Free weights, machines, and even just your body weight can be used to effectively train your quadriceps. Don’t leave these 5 movements out of your quad training program!
1 - Back Squats
Almost everybody will agree that squats are the most necessary movements to do for your quads. Make sure you have a narrow stance, as the wider you go, the more you will recruit your posterior chain. Having your feet at about shoulder width, or a little wider is the way to go. Also, make sure to go to parallel, meaning your hip crease is level with the top of your knee. Ass to grass squats are great, but deeper than parallel means more posterior chain recruitment.
2 - Lunges
Lunges are great for unilateral quadriceps development.

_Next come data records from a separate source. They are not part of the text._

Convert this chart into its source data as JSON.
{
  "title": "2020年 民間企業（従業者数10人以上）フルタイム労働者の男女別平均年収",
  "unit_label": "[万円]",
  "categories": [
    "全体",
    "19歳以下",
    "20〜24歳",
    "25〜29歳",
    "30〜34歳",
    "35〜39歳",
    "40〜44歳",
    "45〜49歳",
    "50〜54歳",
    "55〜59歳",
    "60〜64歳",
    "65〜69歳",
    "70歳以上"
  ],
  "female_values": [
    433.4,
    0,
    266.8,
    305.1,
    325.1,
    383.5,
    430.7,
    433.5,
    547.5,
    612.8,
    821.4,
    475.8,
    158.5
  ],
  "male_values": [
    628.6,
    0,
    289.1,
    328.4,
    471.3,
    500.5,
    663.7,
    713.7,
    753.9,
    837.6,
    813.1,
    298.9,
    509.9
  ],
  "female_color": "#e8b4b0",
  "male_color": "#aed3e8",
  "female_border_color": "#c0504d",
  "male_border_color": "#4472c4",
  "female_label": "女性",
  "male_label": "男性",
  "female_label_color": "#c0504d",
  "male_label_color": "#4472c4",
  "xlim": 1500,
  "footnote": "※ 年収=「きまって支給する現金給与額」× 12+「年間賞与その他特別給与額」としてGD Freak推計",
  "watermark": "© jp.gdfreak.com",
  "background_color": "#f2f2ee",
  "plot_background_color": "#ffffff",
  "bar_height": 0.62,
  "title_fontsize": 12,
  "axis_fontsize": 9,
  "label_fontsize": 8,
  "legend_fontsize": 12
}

You can also use split squats and step ups, which are great variations of a lunge. You can use barbells, dumbbells, weighted vests, or even just your own body weight.
3 - Leg Press
Leg Press machines are great for quad training. You can go really heavy without worrying about your stabilizing muscles throughout your body giving out before your legs. This means it is great to use after tiring out your stabilizers with squats at the beginning of a workout.
4 - Leg Extensions
The only isolation movement that is worth doing for your quadriceps is leg extensions on a machine. You can switch between doing these one leg at a time and both at a time for a different stimulus. The deeper you start, the more ROM and quad recruitment you will be able to achieve.
5 - Front Squats
Front squats might be too demanding for flexibility, in which case goblet squats can be used. Front squats are fantastic for quad training. Olympic racking or just racking on your shoulders while crossing your arms and keeping your elbows high are the options to hold the bar.